La corte di Cassazione ha dato ragione ai difensori dei nuovi boss e dei picciotti di Brancaccio: il gup Guglielmo Nicastro va ricusato perché prima di rinviare a giudizio e ammettere a rito abbreviato i 53 mafiosi aveva firmato alcuni decreti di intercettazione nei confronti degli stessi indagati e da codice chi svolge funzioni da gip in un procedimento non può essere poi il gup dello stesso processo. Ripartirà dunque da zero il procedimento contro 53 presunti appartenenti alla cosca mafiosa di Brancaccio. Nuova udienza preliminare che rischia di celebrarsi dopo la scadenza dei termini di custodia cautelare e dunque con i mafiosi in libertà.
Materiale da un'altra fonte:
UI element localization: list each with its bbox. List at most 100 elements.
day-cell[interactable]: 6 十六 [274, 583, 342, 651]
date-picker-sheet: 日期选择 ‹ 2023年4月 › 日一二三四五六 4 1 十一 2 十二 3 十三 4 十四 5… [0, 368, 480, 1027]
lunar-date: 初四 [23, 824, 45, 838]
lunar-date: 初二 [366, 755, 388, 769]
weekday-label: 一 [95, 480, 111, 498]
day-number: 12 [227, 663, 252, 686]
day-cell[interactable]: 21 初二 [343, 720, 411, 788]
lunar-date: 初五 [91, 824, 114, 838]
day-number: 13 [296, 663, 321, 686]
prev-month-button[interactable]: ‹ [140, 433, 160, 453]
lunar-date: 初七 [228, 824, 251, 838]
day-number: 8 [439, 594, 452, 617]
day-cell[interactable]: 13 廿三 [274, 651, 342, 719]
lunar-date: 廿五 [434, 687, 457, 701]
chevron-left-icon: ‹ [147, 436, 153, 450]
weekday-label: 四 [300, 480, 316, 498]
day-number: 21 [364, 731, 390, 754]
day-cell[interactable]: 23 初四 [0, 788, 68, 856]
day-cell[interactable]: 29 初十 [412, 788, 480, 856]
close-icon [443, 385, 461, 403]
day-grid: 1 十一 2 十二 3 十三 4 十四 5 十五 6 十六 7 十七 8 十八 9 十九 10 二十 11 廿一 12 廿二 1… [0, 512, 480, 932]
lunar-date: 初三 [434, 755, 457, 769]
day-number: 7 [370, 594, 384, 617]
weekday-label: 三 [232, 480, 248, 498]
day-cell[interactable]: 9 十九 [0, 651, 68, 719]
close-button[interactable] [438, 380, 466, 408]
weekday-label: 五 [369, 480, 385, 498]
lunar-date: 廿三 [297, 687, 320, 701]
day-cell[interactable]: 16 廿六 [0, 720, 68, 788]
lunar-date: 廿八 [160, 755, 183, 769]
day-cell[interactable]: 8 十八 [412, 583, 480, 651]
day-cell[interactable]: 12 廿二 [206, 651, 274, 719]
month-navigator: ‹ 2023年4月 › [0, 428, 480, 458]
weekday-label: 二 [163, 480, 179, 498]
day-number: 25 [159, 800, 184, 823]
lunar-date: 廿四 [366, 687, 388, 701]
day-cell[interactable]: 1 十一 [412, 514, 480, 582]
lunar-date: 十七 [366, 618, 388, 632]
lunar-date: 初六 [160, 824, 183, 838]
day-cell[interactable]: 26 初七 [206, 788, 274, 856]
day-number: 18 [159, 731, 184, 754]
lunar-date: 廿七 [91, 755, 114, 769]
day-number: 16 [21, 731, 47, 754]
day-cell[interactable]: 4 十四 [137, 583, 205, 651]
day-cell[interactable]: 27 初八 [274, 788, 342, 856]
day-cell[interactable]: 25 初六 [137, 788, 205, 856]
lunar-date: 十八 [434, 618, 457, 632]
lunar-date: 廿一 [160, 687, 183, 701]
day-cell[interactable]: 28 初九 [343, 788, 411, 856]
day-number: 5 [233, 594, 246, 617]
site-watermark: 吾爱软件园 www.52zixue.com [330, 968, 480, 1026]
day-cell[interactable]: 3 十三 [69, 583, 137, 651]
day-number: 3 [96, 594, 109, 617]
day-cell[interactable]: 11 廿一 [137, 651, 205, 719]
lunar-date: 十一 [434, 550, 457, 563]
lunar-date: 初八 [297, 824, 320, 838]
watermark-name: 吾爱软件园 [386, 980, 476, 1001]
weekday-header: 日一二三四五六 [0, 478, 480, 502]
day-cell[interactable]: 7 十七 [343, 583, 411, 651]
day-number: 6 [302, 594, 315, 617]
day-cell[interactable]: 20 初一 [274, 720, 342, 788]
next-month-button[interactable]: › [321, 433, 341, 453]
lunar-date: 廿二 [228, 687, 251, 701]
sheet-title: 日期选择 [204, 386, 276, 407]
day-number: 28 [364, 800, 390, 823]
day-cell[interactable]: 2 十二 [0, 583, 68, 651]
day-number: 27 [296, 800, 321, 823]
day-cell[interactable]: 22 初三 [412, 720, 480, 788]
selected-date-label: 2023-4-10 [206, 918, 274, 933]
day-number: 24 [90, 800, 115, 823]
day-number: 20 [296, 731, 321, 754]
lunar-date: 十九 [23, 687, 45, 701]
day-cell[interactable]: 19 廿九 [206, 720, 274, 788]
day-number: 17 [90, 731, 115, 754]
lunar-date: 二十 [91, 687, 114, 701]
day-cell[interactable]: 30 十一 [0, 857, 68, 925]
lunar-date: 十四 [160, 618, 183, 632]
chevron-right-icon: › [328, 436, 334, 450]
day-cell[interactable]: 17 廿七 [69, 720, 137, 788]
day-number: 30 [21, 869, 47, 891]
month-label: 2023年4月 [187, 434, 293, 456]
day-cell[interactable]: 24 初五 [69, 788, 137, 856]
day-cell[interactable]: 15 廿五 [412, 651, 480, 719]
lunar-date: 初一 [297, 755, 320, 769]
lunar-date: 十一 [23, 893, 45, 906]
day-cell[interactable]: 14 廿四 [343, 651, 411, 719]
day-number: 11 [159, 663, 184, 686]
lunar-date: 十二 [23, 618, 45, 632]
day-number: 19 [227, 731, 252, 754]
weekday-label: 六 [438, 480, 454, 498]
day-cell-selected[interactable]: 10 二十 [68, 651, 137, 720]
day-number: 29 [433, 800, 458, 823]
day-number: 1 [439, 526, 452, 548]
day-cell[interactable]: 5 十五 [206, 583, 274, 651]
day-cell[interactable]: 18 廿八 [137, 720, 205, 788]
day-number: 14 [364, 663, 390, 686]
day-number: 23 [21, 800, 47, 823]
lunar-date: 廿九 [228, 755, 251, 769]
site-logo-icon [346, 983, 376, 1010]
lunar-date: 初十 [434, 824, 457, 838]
Il giudice Nicastro aveva infatti firmato i decreti di intercettazione, in sostituzione di colleghi assenti, e poi si era occupato del merito dell’inchiesta, celebrando l’udienza preliminare e dividendo in due gli imputati, fra coloro che avevano ottenuto il rito abbreviato e coloro che avevano scelto il rito ordinario. La ricusazione presentata dagli avvocati Antonio Turrisi, Raffaele Bonsignore e Angelo Barone non era stata accolta dalla Corte d’appello ma ora la Suprema Corte ha annullato senza rinvio questa decisione, disponendo il regresso del procedimento alla fase anteriore.
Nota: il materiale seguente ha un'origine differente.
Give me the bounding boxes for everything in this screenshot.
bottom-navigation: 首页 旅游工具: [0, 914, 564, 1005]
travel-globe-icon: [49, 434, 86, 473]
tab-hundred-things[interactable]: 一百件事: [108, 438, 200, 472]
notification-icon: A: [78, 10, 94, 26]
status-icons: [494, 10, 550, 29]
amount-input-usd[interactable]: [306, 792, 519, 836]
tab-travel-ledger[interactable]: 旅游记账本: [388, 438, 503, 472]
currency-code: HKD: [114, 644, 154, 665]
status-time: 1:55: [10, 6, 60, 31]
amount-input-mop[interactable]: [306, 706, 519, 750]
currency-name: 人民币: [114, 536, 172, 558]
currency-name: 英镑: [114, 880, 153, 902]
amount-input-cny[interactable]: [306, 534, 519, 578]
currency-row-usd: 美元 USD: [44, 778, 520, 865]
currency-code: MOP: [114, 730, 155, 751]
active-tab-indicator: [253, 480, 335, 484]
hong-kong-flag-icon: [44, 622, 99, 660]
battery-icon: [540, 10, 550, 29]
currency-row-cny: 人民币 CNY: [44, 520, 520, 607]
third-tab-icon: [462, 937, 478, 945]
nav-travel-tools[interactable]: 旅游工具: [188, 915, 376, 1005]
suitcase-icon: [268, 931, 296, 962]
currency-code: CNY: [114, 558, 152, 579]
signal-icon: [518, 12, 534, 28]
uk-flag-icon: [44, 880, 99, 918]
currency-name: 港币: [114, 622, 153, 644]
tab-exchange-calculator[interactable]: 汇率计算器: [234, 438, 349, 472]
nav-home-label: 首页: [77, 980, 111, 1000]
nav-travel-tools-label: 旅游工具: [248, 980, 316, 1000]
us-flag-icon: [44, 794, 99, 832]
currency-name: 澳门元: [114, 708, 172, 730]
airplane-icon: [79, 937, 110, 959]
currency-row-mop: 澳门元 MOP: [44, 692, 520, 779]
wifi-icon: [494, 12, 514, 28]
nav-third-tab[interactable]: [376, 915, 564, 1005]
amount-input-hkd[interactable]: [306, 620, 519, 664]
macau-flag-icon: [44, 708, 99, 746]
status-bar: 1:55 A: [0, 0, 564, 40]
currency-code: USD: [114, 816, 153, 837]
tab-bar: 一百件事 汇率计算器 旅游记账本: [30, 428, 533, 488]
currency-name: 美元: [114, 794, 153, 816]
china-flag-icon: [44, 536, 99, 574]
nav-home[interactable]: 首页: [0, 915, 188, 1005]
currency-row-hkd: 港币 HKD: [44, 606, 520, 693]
La ricusazione del gup Nicastro rischia dunque di portare alla scarcerazione di buona pare degli arrestati nel blitz della squadra mobile e dei finanzieri del Gico del nucleo di polizia economico-finanziaria di Palermo che fece emergere minacce, danneggiamenti, estorsioni e furti a Brancaccio. In carcere tornarono il boss Pietro Tagliavia, e altre pedine fondamentali del mandamento: Claudio D’Amore, Bruno Mazzara, Giuseppe Lo Porto, Francesco Paolo Clemente, Francesco Paolo Mandalà, Gaetano Lo Coco, Giuseppe Caserta, Cosimo Geloso, Giuseppe Mangano, Giuseppe Di Fatta e Antonino Marino.